Furthermore, ggplot2
comes with sane defaults and provides plots that at
least look okay without much tweaking, while base plots look not so nice
out of the box and require some tweaking to look good (this is of course
a very subjective thing).
Just from building this example here base plots seem a lot more flexible
compared to ggplot2
.
Using ggplot2
adjusting details can sometimes be kind of hard.
With base plots it seems you can just throw some plotting functions at the
active graphics device and there are not many limitations.
This however comes at the cost of having to repeat yourself a bit, given the
plotting functions are independent of each other and are mostly unaware of
what has already been plotted.
I have not enough experience with using base plots so I have not run into limitations yet, but from going through the documentation on plotting functions it seems that every little detail of plots can be modified in some way. Thus, using base R plot only you should be capable of producing nice looking and high quality plots.

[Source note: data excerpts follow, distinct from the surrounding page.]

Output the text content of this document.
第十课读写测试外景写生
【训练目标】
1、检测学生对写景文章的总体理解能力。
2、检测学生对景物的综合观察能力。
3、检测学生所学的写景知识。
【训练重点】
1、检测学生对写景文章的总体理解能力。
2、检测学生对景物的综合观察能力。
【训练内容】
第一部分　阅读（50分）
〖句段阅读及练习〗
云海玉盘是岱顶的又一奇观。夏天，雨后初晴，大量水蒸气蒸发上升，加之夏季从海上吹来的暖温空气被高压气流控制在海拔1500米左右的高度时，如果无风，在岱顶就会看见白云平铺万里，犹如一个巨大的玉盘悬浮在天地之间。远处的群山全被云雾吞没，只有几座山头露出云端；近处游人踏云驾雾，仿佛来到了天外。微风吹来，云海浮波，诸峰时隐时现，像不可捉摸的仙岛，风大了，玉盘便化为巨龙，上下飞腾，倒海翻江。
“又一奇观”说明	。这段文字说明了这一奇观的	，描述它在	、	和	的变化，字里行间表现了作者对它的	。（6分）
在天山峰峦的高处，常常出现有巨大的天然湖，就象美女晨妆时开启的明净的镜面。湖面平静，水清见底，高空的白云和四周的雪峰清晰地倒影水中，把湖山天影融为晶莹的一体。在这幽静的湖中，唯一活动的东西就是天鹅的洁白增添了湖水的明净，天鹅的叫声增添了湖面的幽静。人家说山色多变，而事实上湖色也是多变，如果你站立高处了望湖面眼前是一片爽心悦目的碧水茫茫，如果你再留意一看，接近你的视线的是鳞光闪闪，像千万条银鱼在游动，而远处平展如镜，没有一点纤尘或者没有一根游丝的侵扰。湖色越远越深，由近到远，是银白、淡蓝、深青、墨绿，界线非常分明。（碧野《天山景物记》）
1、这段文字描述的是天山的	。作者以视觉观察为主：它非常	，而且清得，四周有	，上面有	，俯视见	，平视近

Nonetheless, after having worked with ggplot2
for a long time and being
fairly happy with the functionality it provides I do not think that I will
move to base plots now.
While base R plots appear to be capable of producing nice plots, at this
point I am so used to using ggplot2
that it does not seem worthwhile to
change my preferred way of plotting.
Nonetheless, knowing how to work with base R plots definitely cannot hurt, so
I encourage you to at least explore what it can do.